Key steps of DSB repair pathways (HRR, D-NHEJ and B-NHEJ) with examples of end-processing options for T3-DSBs. (A) During HRR, extensive processing of the 5′-ends takes place that can remove lesions in the vicinity of DSB ends. Although base damage remains at the 3′-end after HRR, the DSB is repaired and the remaining single base lesion can be removed by BER at a later time. (B) For D-NHEJ, limited end processing takes place at both DNA strands—5′ and 3′. As a result, lesions that span up to 10 bp from the DSB ends could be removed as well, although their presence is likely to delay this processing. (C) During B-NHEJ, even more extensive end processing takes place, and as for D-NHEJ, lesions adjacent to the DSB may be removed.

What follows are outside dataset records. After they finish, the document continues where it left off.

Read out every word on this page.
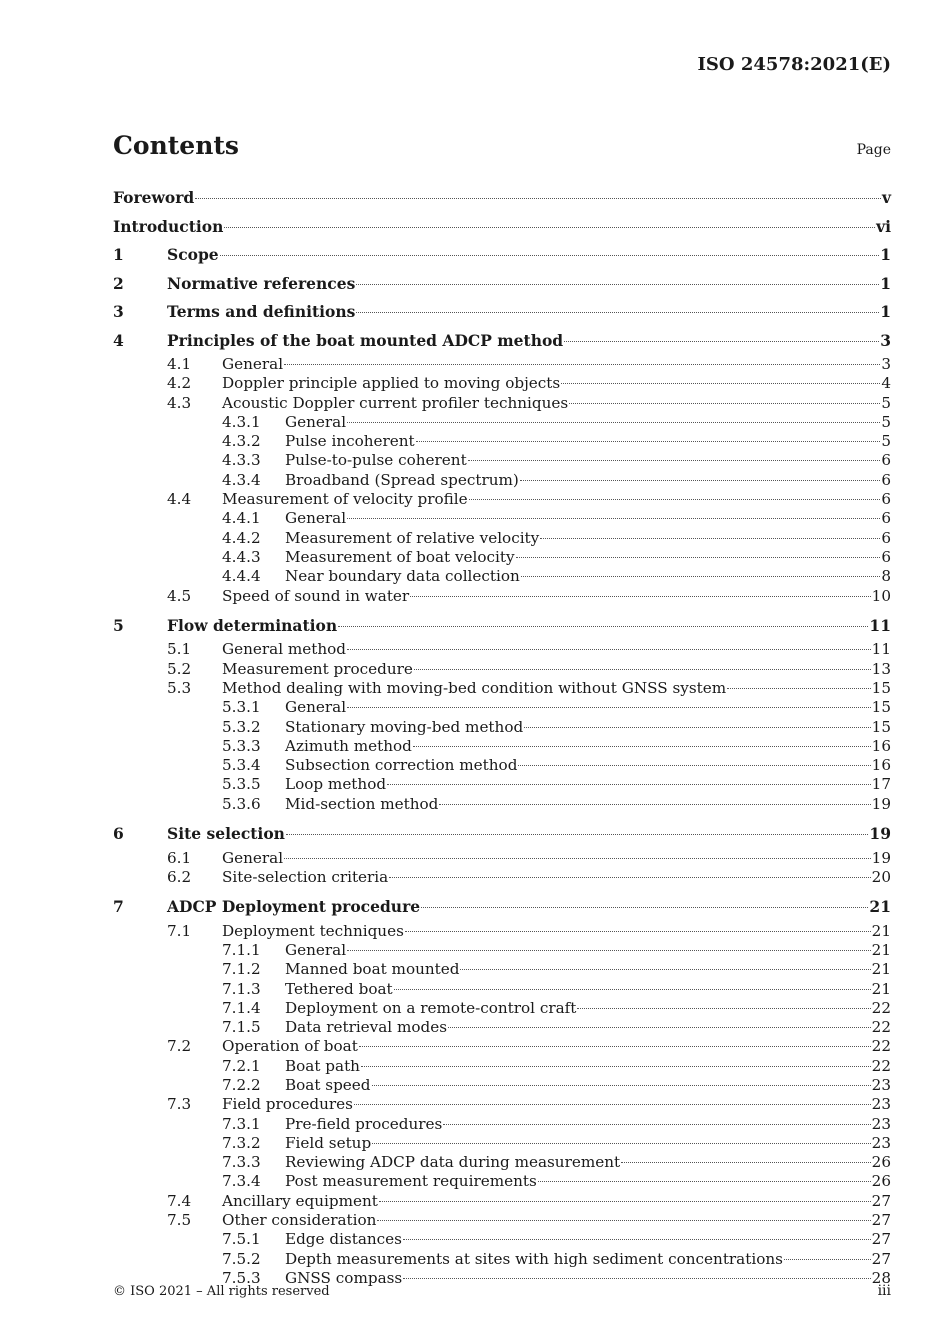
ISO 24578:2021(E)
Contents	Page
Foreword	v
Introduction	vi
1	Scope	1
2	Normative references	1
3	Terms and definitions	1
4	Principles of the boat mounted ADCP method	3
4.1	General	3
4.2	Doppler principle applied to moving objects	4
4.3	Acoustic Doppler current profiler techniques	5
4.3.1	General	5
4.3.2	Pulse incoherent	5
4.3.3	Pulse-to-pulse coherent	6
4.3.4	Broadband (Spread spectrum)	6
4.4	Measurement of velocity profile	6
4.4.1	General	6
4.4.2	Measurement of relative velocity	6
4.4.3	Measurement of boat velocity	6
4.4.4	Near boundary data collection	8
4.5	Speed of sound in water	10
5	Flow determination	11
5.1	General method	11
5.2	Measurement procedure	13
5.3	Method dealing with moving-bed condition without GNSS system	15
5.3.1	General	15
5.3.2	Stationary moving-bed method	15
5.3.3	Azimuth method	16
5.3.4	Subsection correction method	16
5.3.5	Loop method	17
5.3.6	Mid-section method	19
6	Site selection	19
6.1	General	19
6.2	Site-selection criteria	20
7	ADCP Deployment procedure	21
7.1	Deployment techniques	21
7.1.1	General	21
7.1.2	Manned boat mounted	21
7.1.3	Tethered boat	21
7.1.4	Deployment on a remote-control craft	22
7.1.5	Data retrieval modes	22
7.2	Operation of boat	22
7.2.1	Boat path	22
7.2.2	Boat speed	23
7.3	Field procedures	23
7.3.1	Pre-field procedures	23
7.3.2	Field setup	23
7.3.3	Reviewing ADCP data during measurement	26
7.3.4	Post measurement requirements	26
7.4	Ancillary equipment	27
7.5	Other consideration	27
7.5.1	Edge distances	27
7.5.2	Depth measurements at sites with high sediment concentrations	27
7.5.3	GNSS compass	28
© ISO 2021 – All rights reserved	iii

B-NHEJ often results in large deletions—and translocations. (D) Illustration of Ku bound to DNA. This protein–DNA interaction was visualized using the program PyMOL (PyMOL Molecular Graphics System, Version 1.2r3pre, Schrödinger, LLC). The results are from (129). The structure illustrates that each Ku molecule binds roughly two helical turns of DNA.

Figure 7.

Propensity for errors by HRR, D-NHEJ and B-NHEJ. For each repair pathway, the probability for sequence alterations at the junction is indicated with orange shading, whereas the probability for translocations is indicated with blue shading. The scale is arbitrary and serves only illustration purposes—also when comparing the two sources of errors. HRR has very low probability for both sequence alterations at the junction, as well as for translocations. D-NHEJ has low probability for translocations, but relatively high probability for sequence alterations at the junction. B-NHEJ is, on the other hand, highly error prone on all counts.